I’ve temporarily misplaced the TV remote for the flat where I’m staying this Conference, so can’t switch over from Sky News. And goodness me, what a load of self-promoting wank you get when one outpost of Murdoch’s empire reports ‘news’ created by another.
The theme I have seen coming up again and again at this Conference has been the changing relationship between politics, the media and the public. We all know how much more effective it is for voters to have direct and unfiltered access to their elected representatives through blogs and Twitter and Facebook. We all know how rapidly the readership of every newspaper, including the Sun, has declined in recent years. We all know that newspapers cannot influence the voters’ choice in the same way now that they could when the Sun backed Blair.
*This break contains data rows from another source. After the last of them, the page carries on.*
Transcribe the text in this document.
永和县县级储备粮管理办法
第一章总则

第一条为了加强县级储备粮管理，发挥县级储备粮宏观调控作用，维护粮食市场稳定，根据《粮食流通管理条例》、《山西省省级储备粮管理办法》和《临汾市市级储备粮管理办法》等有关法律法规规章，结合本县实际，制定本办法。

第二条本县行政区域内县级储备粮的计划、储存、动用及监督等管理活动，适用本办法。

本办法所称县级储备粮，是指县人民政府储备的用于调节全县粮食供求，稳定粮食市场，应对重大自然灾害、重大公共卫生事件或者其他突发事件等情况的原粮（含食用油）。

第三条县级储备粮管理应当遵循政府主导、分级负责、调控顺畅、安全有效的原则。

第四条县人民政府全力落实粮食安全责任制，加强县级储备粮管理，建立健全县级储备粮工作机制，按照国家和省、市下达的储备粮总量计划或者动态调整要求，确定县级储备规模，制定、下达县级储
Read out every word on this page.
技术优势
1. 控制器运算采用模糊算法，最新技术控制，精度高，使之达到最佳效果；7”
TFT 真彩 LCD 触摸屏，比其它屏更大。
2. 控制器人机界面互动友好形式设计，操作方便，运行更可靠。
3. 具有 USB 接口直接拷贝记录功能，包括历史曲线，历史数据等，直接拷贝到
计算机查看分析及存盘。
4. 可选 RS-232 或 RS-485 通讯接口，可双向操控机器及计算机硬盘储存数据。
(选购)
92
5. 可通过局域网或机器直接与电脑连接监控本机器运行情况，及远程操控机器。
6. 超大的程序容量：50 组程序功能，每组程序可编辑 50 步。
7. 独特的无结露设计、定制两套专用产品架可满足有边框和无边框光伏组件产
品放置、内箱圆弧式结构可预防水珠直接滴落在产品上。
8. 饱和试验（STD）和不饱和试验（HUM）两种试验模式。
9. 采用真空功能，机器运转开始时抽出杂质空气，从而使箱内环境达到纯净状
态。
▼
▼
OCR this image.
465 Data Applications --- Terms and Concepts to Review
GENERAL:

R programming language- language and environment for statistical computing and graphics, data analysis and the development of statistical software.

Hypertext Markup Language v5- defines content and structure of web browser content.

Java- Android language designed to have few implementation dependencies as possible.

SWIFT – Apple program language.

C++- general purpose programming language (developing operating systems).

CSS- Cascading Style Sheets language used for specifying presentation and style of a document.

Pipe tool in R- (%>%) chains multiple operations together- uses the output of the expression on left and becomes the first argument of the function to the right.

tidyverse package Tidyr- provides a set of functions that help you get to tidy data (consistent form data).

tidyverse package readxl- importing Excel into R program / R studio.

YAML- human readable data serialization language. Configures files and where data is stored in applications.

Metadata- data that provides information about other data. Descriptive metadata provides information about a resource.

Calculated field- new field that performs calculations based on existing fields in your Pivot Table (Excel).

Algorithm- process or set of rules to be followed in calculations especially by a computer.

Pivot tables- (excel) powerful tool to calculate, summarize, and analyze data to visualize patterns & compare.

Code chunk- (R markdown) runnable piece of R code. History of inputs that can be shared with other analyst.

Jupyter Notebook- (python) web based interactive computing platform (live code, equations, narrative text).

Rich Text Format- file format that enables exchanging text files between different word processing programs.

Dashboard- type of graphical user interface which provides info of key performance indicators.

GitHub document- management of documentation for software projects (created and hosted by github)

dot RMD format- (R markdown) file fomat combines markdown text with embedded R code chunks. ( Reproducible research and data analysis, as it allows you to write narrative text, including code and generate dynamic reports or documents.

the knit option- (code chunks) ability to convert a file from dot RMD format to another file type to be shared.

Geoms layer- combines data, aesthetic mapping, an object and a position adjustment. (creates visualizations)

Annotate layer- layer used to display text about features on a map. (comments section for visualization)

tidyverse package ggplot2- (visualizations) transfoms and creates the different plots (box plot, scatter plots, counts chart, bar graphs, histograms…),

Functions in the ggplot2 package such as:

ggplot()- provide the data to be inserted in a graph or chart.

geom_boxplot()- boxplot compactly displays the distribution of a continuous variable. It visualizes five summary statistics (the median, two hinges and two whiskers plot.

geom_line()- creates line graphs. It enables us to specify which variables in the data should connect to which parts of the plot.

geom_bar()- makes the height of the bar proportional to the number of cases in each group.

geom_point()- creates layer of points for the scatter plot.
If the Sun really believed in David Cameron’s Conservatives, they would have waited until their Conference, and written about the policies Cameron will announce and the atmosphere of the Conservative Party. But they didn’t.
If the Sun’s editors and owners genuinely believed it was possible for them to influence the outcome of a general election, they would have waited until the election was called, and urged their readers to support the Conservatives then. But they didn’t.
The media editor of the FT has suggested that the Sun’s timing indicates more about their desire to damage the Prime Minister than about any desire to encourage Sun readers to vote Conservative. He’s absolutely right. It’s a desperate attempt by a declining media empire to get some attention by trying to stir up controversy, and I don’t think anyone will be convinced.